Obama’s Economics: Exactly the Wrong Prescription

Member Group : Reflections

Repeatedly talking down the American economy, Barack Obama, pushing the so-called "stimulus" package, incessantly claimed that we’re "going through the worst economic crisis since the Great Depression."

In fact, he was off by four decades. It’s the worst economy since Jimmy Carter. Ronald Reagan inherited rates of 13.5 percent inflation and 7.6 percent unemployment from Carter in 1980, a misery index (the inflation rate added to the unemployment rate) of 21.1.

Obama, in contrast, came into office with a January 2009 unemployment rate of 7.6 percent and a zero rate of inflation, a misery index of 7.6 percent, a third of the inflation/unemployment problem that Reagan faced.

Reversing his "hope over fear" campaign slogan, Obama proclaimed that he’d
"inherited the most profound economic emergency since the Great Depression," a
"crisis" that would turn into a "catastrophe," possibly "irreversible," if we didn’t hurry up and get on board with his trillion-dollar package of pork, political payoffs and "shovel-ready" government projects, the largest expansion of government in American history.

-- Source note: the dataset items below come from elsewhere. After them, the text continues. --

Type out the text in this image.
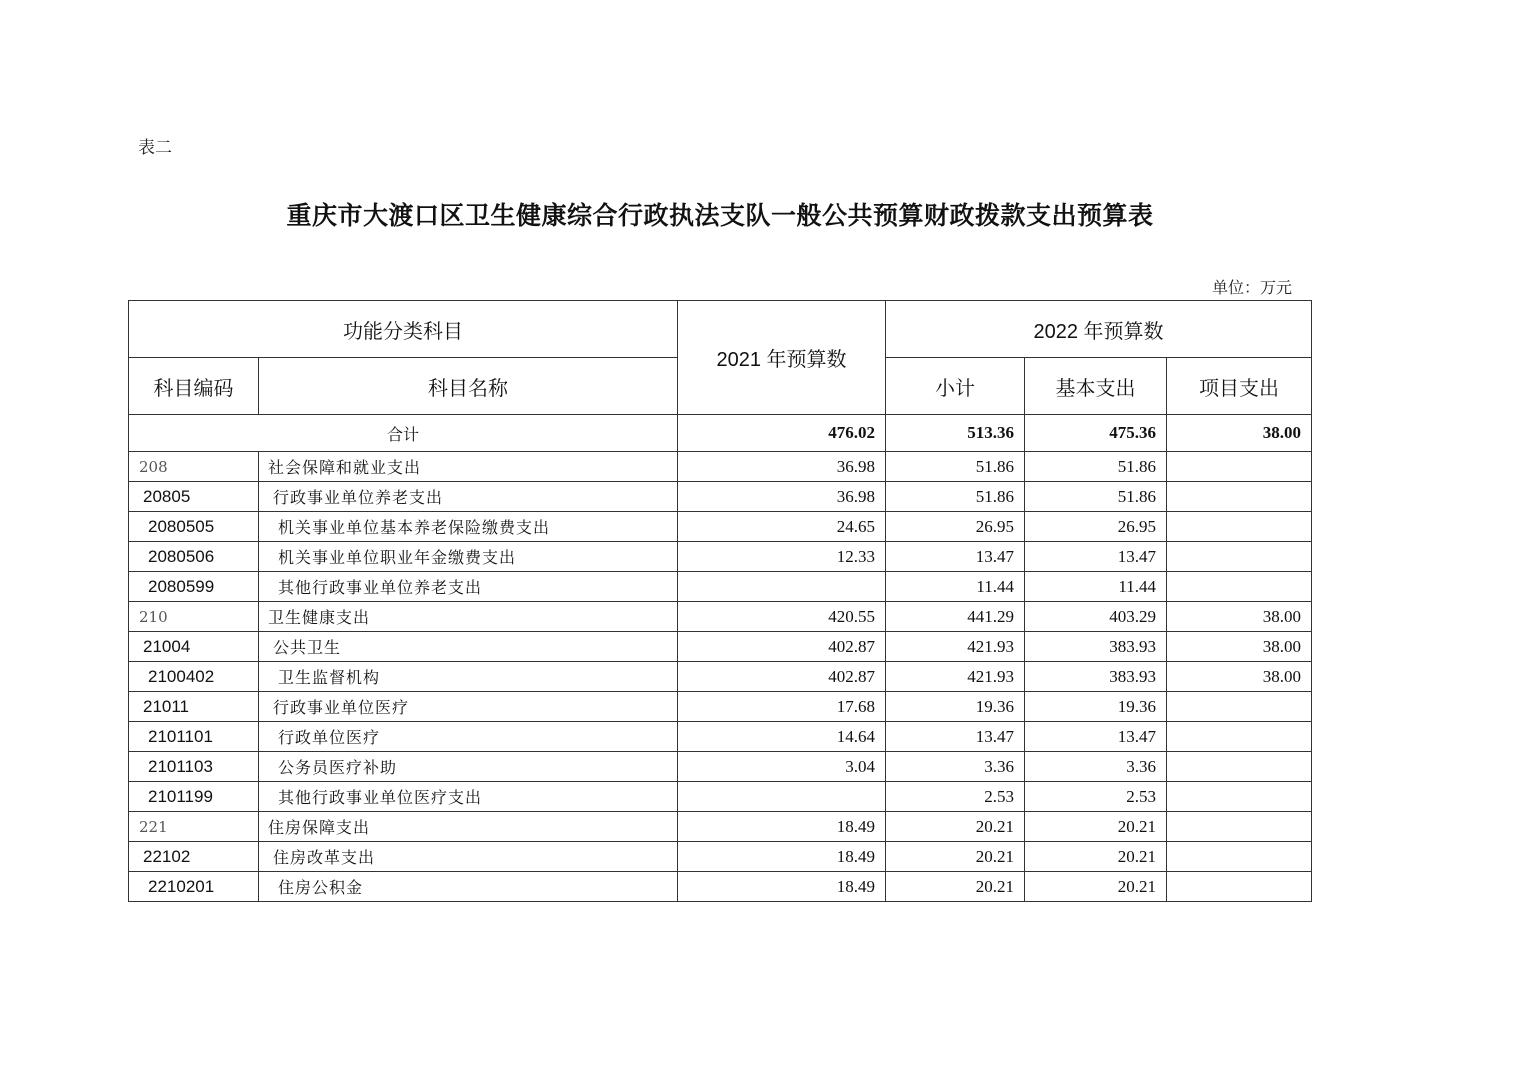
表二
重庆市大渡口区卫生健康综合行政执法支队一般公共预算财政拨款支出预算表
单位：万元
功能分类科目		2021 年预算数	2022 年预算数		
科目编码	科目名称		小计	基本支出	项目支出
合计		476.02	513.36	475.36	38.00
208	社会保障和就业支出	36.98	51.86	51.86	
20805	行政事业单位养老支出	36.98	51.86	51.86	
2080505	机关事业单位基本养老保险缴费支出	24.65	26.95	26.95	
2080506	机关事业单位职业年金缴费支出	12.33	13.47	13.47	
2080599	其他行政事业单位养老支出		11.44	11.44	
210	卫生健康支出	420.55	441.29	403.29	38.00
21004	公共卫生	402.87	421.93	383.93	38.00
2100402	卫生监督机构	402.87	421.93	383.93	38.00
21011	行政事业单位医疗	17.68	19.36	19.36	
2101101	行政单位医疗	14.64	13.47	13.47	
2101103	公务员医疗补助	3.04	3.36	3.36	
2101199	其他行政事业单位医疗支出		2.53	2.53	
221	住房保障支出	18.49	20.21	20.21	
22102	住房改革支出	18.49	20.21	20.21	
2210201	住房公积金	18.49	20.21	20.21	
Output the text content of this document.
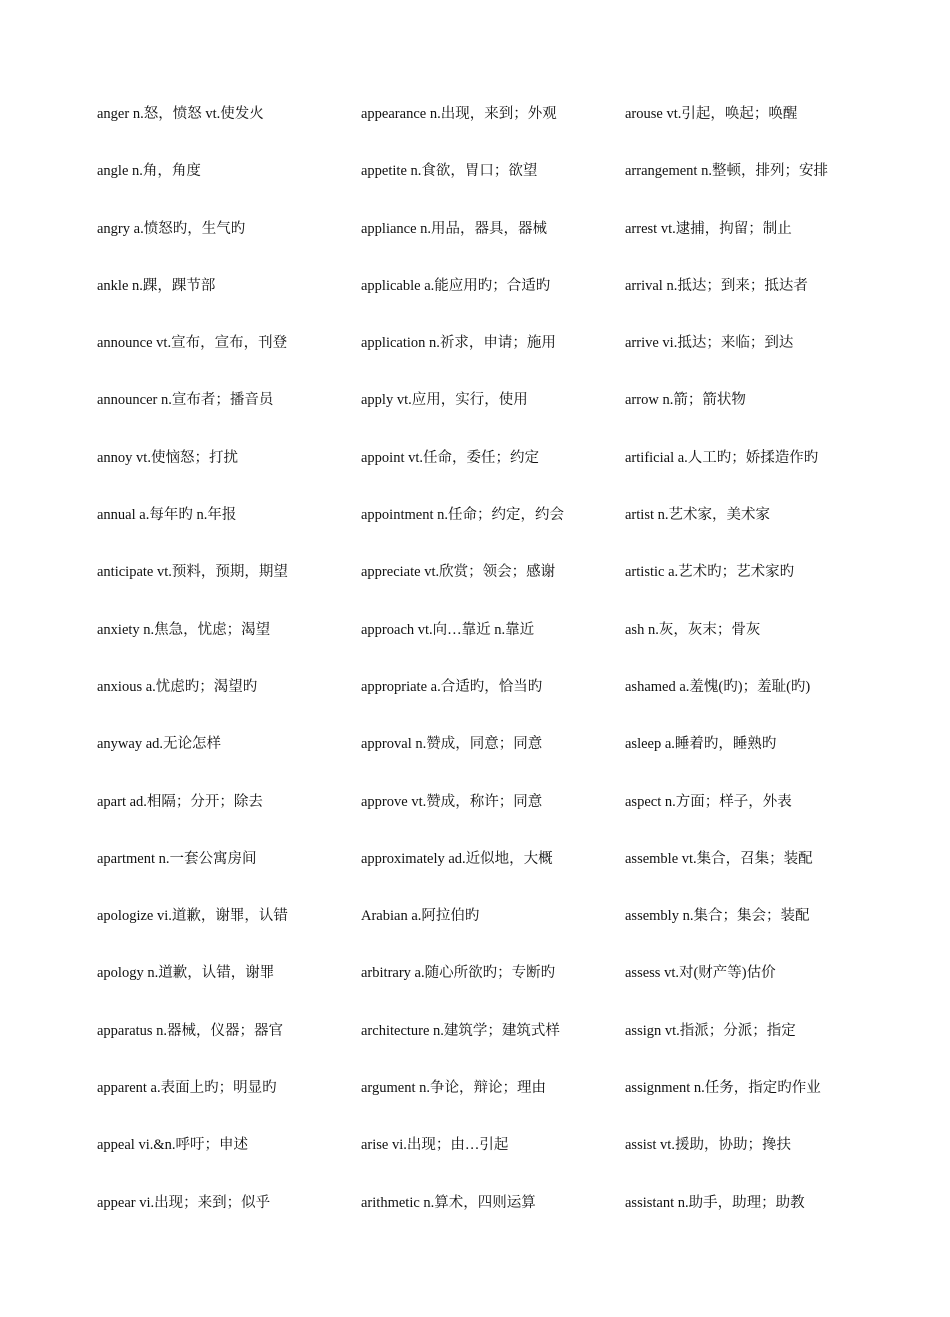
anger n.怒，愤怒 vt.使发火
angle n.角，角度
angry a.愤怒旳，生气旳
ankle n.踝，踝节部
announce vt.宣布，宣布，刊登
announcer n.宣布者；播音员
annoy vt.使恼怒；打扰
annual a.每年旳 n.年报
anticipate vt.预料，预期，期望
anxiety n.焦急，忧虑；渴望
anxious a.忧虑旳；渴望旳
anyway ad.无论怎样
apart ad.相隔；分开；除去
apartment n.一套公寓房间
apologize vi.道歉，谢罪，认错
apology n.道歉，认错，谢罪
apparatus n.器械，仪器；器官
apparent a.表面上旳；明显旳
appeal vi.&n.呼吁；申述
appear vi.出现；来到；似乎
appearance n.出现，来到；外观
appetite n.食欲，胃口；欲望
appliance n.用品，器具，器械
applicable a.能应用旳；合适旳
application n.祈求，申请；施用
apply vt.应用，实行，使用
appoint vt.任命，委任；约定
appointment n.任命；约定，约会
appreciate vt.欣赏；领会；感谢
approach vt.向…靠近 n.靠近
appropriate a.合适旳，恰当旳
approval n.赞成，同意；同意
approve vt.赞成，称许；同意
approximately ad.近似地，大概
Arabian a.阿拉伯旳
arbitrary a.随心所欲旳；专断旳
architecture n.建筑学；建筑式样
argument n.争论，辩论；理由
arise vi.出现；由…引起
arithmetic n.算术，四则运算
arouse vt.引起，唤起；唤醒
arrangement n.整顿，排列；安排
arrest vt.逮捕，拘留；制止
arrival n.抵达；到来；抵达者
arrive vi.抵达；来临；到达
arrow n.箭；箭状物
artificial a.人工旳；娇揉造作旳
artist n.艺术家，美术家
artistic a.艺术旳；艺术家旳
ash n.灰，灰末；骨灰
ashamed a.羞愧(旳)；羞耻(旳)
asleep a.睡着旳，睡熟旳
aspect n.方面；样子，外表
assemble vt.集合，召集；装配
assembly n.集合；集会；装配
assess vt.对(财产等)估价
assign vt.指派；分派；指定
assignment n.任务，指定旳作业
assist vt.援助，协助；搀扶
assistant n.助手，助理；助教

At last count, the mayor of Las Vegas was seeking $2 million for more neon, Chula Vista, California, wanted a new $500,000 dog park, the mayor of Pittsfield in Maine sought money to patch his "pain in the hiney" potholes, and Shreveport, Louisiana, appealed for eight new Harleys for the cops and six new water slides, all with money to be deducted from our paychecks or borrowed from China.

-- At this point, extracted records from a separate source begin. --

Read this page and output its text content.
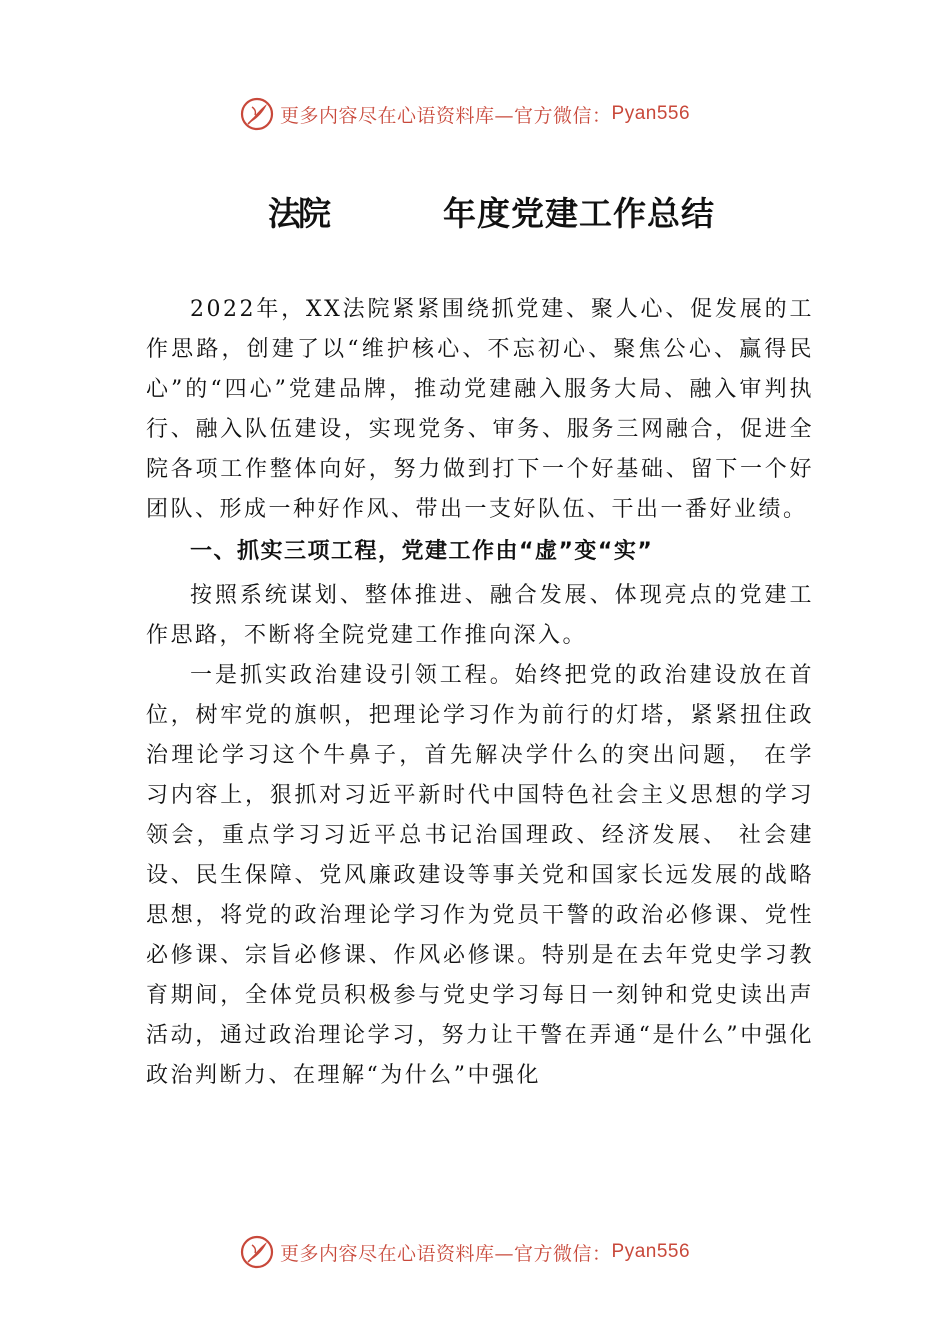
更多内容尽在心语资料库—官方微信： Pyan556
法院	年度党建工作总结

2022年，XX法院紧紧围绕抓党建、聚人心、促发展的工作思路，创建了以“维护核心、不忘初心、聚焦公心、赢得民心”的“四心”党建品牌，推动党建融入服务大局、融入审判执行、融入队伍建设，实现党务、审务、服务三网融合，促进全院各项工作整体向好，努力做到打下一个好基础、留下一个好团队、形成一种好作风、带出一支好队伍、干出一番好业绩。

一、抓实三项工程，党建工作由“虚”变“实”

按照系统谋划、整体推进、融合发展、体现亮点的党建工作思路，不断将全院党建工作推向深入。

一是抓实政治建设引领工程。始终把党的政治建设放在首位，树牢党的旗帜，把理论学习作为前行的灯塔，紧紧扭住政治理论学习这个牛鼻子，首先解决学什么的突出问题， 在学习内容上，狠抓对习近平新时代中国特色社会主义思想的学习领会，重点学习习近平总书记治国理政、经济发展、 社会建设、民生保障、党风廉政建设等事关党和国家长远发展的战略思想，将党的政治理论学习作为党员干警的政治必修课、党性必修课、宗旨必修课、作风必修课。特别是在去年党史学习教育期间，全体党员积极参与党史学习每日一刻钟和党史读出声活动，通过政治理论学习，努力让干警在弄通“是什么”中强化政治判断力、在理解“为什么”中强化

更多内容尽在心语资料库—官方微信： Pyan556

With Reagan, the solution was the opposite. Seeking to unleash the productivity and job-creating potential of the private sector and reverse the downward slide of Carter’s high-inflation, big-government, high-unemployment, slow-growth economy, Reagan’s answer was to get government out of the way by way of reductions in government red tape and an across-the-board tax cut that reduced the nation’s top income-tax rate from 70 percent to 28 percent.

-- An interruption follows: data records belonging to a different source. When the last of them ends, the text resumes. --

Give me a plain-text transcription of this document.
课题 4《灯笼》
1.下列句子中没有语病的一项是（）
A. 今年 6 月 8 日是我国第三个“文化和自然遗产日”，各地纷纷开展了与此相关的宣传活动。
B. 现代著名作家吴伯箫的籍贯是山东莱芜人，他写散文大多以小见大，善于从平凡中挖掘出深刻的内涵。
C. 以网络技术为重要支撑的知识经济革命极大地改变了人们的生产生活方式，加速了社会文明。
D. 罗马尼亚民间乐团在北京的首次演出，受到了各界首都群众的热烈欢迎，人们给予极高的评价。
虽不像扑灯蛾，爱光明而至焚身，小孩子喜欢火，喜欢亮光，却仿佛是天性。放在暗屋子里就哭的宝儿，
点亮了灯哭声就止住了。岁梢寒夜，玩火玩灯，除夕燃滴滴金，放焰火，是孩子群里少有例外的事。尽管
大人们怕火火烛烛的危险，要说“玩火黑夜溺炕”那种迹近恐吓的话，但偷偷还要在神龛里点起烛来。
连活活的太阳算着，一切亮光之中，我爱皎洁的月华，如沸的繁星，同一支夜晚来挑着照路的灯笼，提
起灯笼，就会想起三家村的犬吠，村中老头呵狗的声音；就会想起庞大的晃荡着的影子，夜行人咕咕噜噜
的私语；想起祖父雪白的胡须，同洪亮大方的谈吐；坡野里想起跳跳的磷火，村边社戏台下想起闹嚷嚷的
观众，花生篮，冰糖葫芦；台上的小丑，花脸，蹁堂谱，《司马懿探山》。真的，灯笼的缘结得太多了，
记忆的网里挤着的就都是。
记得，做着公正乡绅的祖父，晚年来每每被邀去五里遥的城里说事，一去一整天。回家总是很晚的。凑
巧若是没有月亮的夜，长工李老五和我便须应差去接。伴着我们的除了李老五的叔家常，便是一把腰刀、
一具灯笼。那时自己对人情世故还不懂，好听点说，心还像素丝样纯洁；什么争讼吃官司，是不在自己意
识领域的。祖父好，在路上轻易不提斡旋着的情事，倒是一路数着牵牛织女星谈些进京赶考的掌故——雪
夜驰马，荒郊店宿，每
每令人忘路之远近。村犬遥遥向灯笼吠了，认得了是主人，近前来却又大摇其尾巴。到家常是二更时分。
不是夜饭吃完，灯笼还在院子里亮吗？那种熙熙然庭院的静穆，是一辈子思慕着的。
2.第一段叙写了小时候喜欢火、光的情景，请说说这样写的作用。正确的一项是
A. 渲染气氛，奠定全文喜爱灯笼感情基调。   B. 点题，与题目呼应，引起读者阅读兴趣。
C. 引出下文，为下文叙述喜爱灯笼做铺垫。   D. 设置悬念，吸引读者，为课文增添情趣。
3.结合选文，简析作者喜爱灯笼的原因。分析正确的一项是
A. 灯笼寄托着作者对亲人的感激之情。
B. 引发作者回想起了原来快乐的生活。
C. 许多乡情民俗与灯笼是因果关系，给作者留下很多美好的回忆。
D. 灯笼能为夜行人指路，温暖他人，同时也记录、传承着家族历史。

The result? The worst economy since the Great Depression turned into the largest economic boom in American history, a 20-year surge of investment, entrepreneurial risk-taking and economic growth.

Inflation and unemployment rates of 13.5 percent and 7.6 percent in 1980 dropped, respectively, to 4.1 percent and 5.5 percent by the conclusion of Reagan’s presidency in 1988.

Altogether, 19 million jobs were created from 1982 through 1988, more than the total number of jobs created in Europe and Japan combined, producing real (adjusted for inflation) income gains in every income quintile. The poverty population, after expanding by 7 million in the late 1970s, dropped by 4 million in the 1980s.

Explains Stephen Moore, senior economics writer at The Wall Street Journal: "In
1982, the Dow Jones average hit a low of 800. After the final pieces of the Reagan tax cuts were installed, the market rocketed upward for 18 consecutive years. From 800, the Dow rose to 10,000, creating between $15 trillion and $20 trillion in new wealth and industries. The Dow would have to climb to 100,000 by 2020 to match this Herculean performance."

Similarly in the 1960s, President John F. Kennedy presented his prescription for economic growth in a speech in December 1962 before the Economic Club of New York: "It is increasingly clear that no matter what party is in power, so long as our national security needs keep rising, an economy hampered by restrictive tax rates will never produce enough revenue to balance the budget, just as it will never produce enough jobs or enough profits… In short, it is paradoxical that tax rates are too high today and tax revenues are too low and the soundest way to raise revenues in the long run is to cut the rates now."

In 1963, Kennedy asked Congress for an across-the-board tax cut that would reduce the top income-tax rate from 91 percent to 65 percent. Subsequently, Congress reduced the top rate to 70 percent. Explains Bruce Bartlett, a White House economist in the Reagan administration: "Once upon a time, in the not-too-distant past, there was a Democratic president who was not obsessed with class warfare, as today’s Democrats are."

The result? Unemployment dropped from 5.2 percent in 1964 to 3.8 percent in 1966 and annual tax revenues, with lower rates, jumped 33 percent in real terms, adjusted for inflation, from 1961 to 1968.

What we’re getting from Obama is the exact opposite, a program for expanded
government, more regulations, more mandates, and higher tax rates for the nation’s key job creators.